As a geopolitical frontier, Barents is about natural resources, about becoming “the new Middle East”, the main trade route between Asia, Europe and America (if the North-East and the North-West passages become navigable), and so forth. It’s about global control over highly important spaces of capital. The instrumental logic is dominating other and softer human aspects of the people living within the region. There’s an emerging post-colonial discourse regarding Barents and the Arctic. Sometimes the region is talked of as some no man’s land up for grabs – similar to 19th century colonies such as the Congo or Indonesia. Very powerful interests from all over the world are ready to turn the region into construction sites, oilrigs, gas-fields, mines and more. This is what Barents is heading towards today. The rest of the First World is moving in the opposite direction. What’s left of nature is being made into national parks. Wealth is being created by knowledge, creativity, information, tourism and other “soft” means. Barents? Mine it, drill it, fish it – just take it all and leave. That’s the implicit motto of Barents.
Heart of Darkness (1902) is Joseph Conrads famous masterpiece about the European colonial powers cruel and greedy exploits of Africa. But Conrad also wrote a largely forgotten science-fiction novel (The Inheritors), co-authored with Ford Madox Ford, on the colonial usurping of the North. The “Society for the Regeneration of the Artic Regions” is officially dedicated to bring the benefits of civilisation to the Eskimos. The real interest behind this benign rhetoric is the discoveries of oil and gold, and nothing else.

Barents is the new global pool of natural resources – an object for penetration and exploitation. Without a stronger regional identity the people of Barents will mot likely become the Eskimos of Conrad’s story, dominated from afar, according to “their own best interest”. I’m not sure if this could be avoided, because regional identities are not something that is agreed upon. They can be built or shaped, but it’s a very slow and painstaking process.
No matter what, identities are definitively not built around raw materials and pipelines. The infrastructure of identity is communication and culture in a broad sense. Identities are inventions made by symbols and (hi)stories. These can be made up, but the soil must be ready for receiving such seeds. Only to a certain extent can people be made to feel a common identity. There must be an energy to set loose already.
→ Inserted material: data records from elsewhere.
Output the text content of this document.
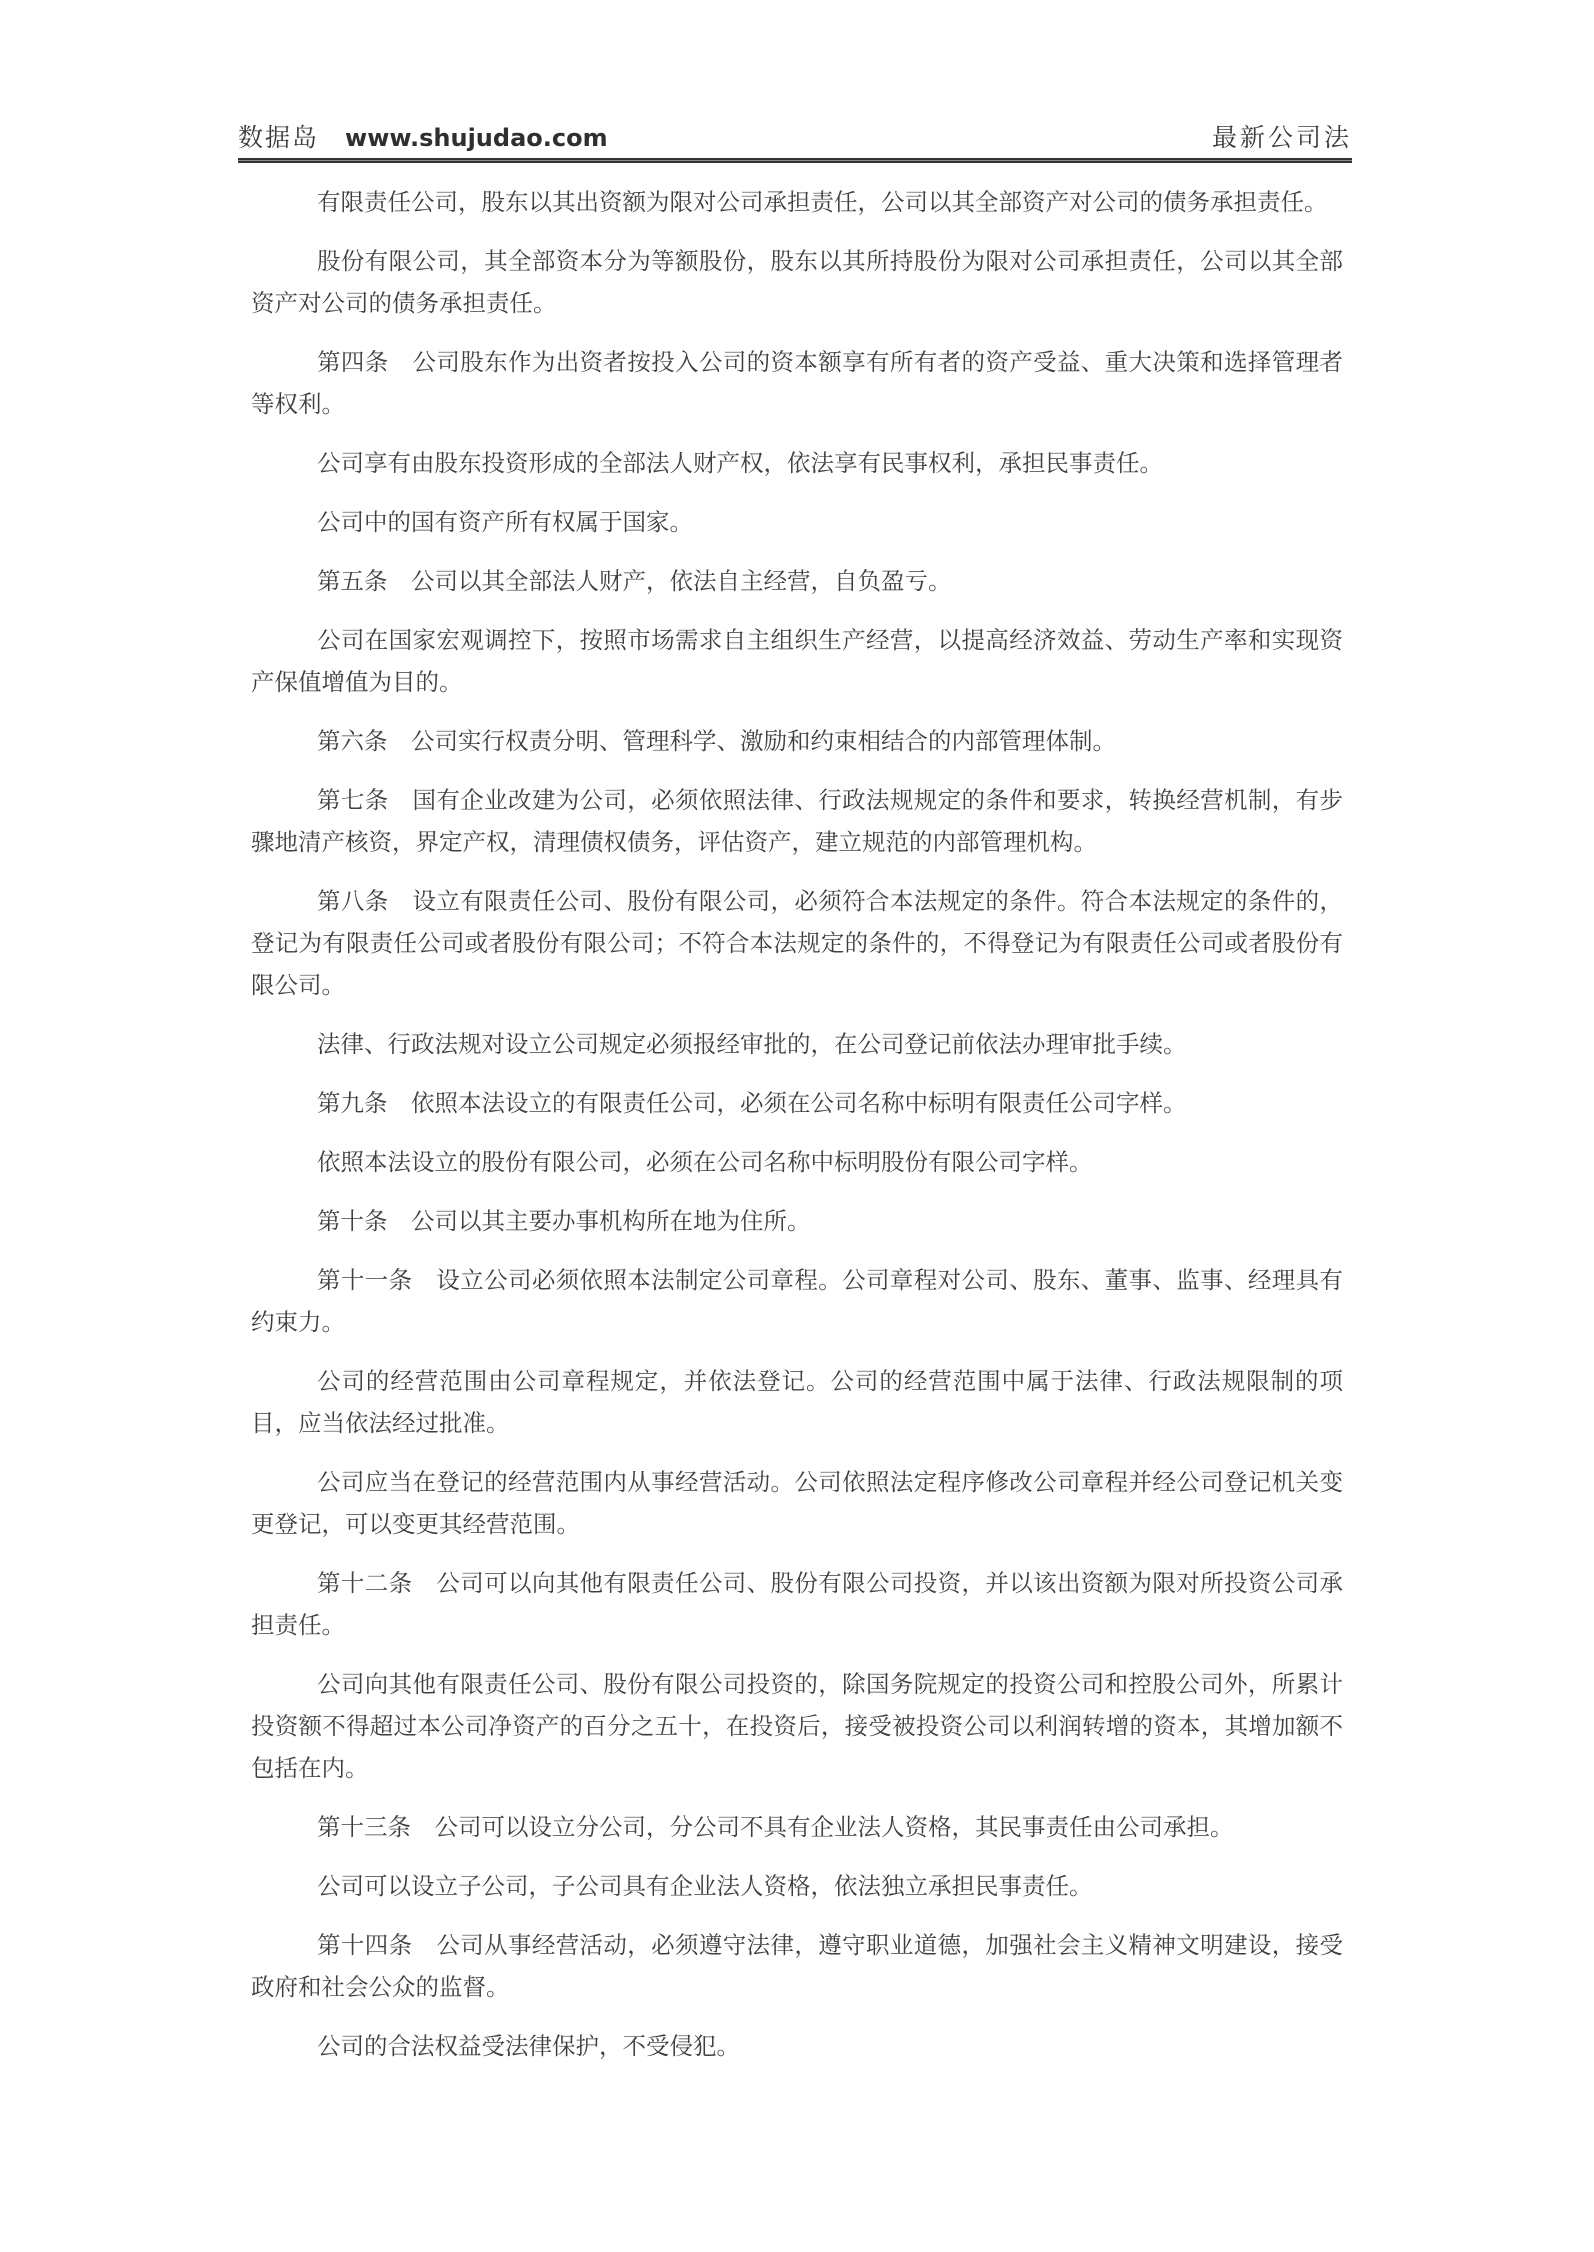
数据岛 www.shujudao.com	最新公司法

有限责任公司，股东以其出资额为限对公司承担责任，公司以其全部资产对公司的债务承担责任。

股份有限公司，其全部资本分为等额股份，股东以其所持股份为限对公司承担责任，公司以其全部资产对公司的债务承担责任。

第四条　公司股东作为出资者按投入公司的资本额享有所有者的资产受益、重大决策和选择管理者等权利。

公司享有由股东投资形成的全部法人财产权，依法享有民事权利，承担民事责任。

公司中的国有资产所有权属于国家。

第五条　公司以其全部法人财产，依法自主经营，自负盈亏。

公司在国家宏观调控下，按照市场需求自主组织生产经营，以提高经济效益、劳动生产率和实现资产保值增值为目的。

第六条　公司实行权责分明、管理科学、激励和约束相结合的内部管理体制。

第七条　国有企业改建为公司，必须依照法律、行政法规规定的条件和要求，转换经营机制，有步骤地清产核资，界定产权，清理债权债务，评估资产，建立规范的内部管理机构。

第八条　设立有限责任公司、股份有限公司，必须符合本法规定的条件。符合本法规定的条件的，登记为有限责任公司或者股份有限公司；不符合本法规定的条件的，不得登记为有限责任公司或者股份有限公司。

法律、行政法规对设立公司规定必须报经审批的，在公司登记前依法办理审批手续。

第九条　依照本法设立的有限责任公司，必须在公司名称中标明有限责任公司字样。

依照本法设立的股份有限公司，必须在公司名称中标明股份有限公司字样。

第十条　公司以其主要办事机构所在地为住所。

第十一条　设立公司必须依照本法制定公司章程。公司章程对公司、股东、董事、监事、经理具有约束力。

公司的经营范围由公司章程规定，并依法登记。公司的经营范围中属于法律、行政法规限制的项目，应当依法经过批准。

公司应当在登记的经营范围内从事经营活动。公司依照法定程序修改公司章程并经公司登记机关变更登记，可以变更其经营范围。

第十二条　公司可以向其他有限责任公司、股份有限公司投资，并以该出资额为限对所投资公司承担责任。

公司向其他有限责任公司、股份有限公司投资的，除国务院规定的投资公司和控股公司外，所累计投资额不得超过本公司净资产的百分之五十，在投资后，接受被投资公司以利润转增的资本，其增加额不包括在内。

第十三条　公司可以设立分公司，分公司不具有企业法人资格，其民事责任由公司承担。

公司可以设立子公司，子公司具有企业法人资格，依法独立承担民事责任。

第十四条　公司从事经营活动，必须遵守法律，遵守职业道德，加强社会主义精神文明建设，接受政府和社会公众的监督。

公司的合法权益受法律保护，不受侵犯。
Maybe a Barents-identity is emerging, even if there are few and weak signals of that happening. To become a true region, some mutual cultural consciousness, an idea of shared interests and some sort of political agenda from within is required. Artists are also needed because artists are natural border-crossers and communicators. Barents needs stronger border dynamics and softer arenas for exchange. Stuff to make the flow flow, if there’s a flow at all.
At this point I don’t see much of a Barents identity to mediate. Local people are few and far between, unorganized and without a regional focus. The old pomor identity is far gone. The Nation-states keeps a very firm grip on the region. Something new and healthy might emerge. But then again, it might not.

Morten A. Strøksnes (born in Kirkenes) is a Norwegian historian, journalist and writer of creative non-fiction. He's been writing books from the Middle-East, Eastern Europe and more, and will be publishing a book from America (the US) in a few months. His latest book was the travelogue/essay "What's happening Up North?" (Hva skjer i Nord-Norge?) from 2006. Strøksnes lives and works in London, UK.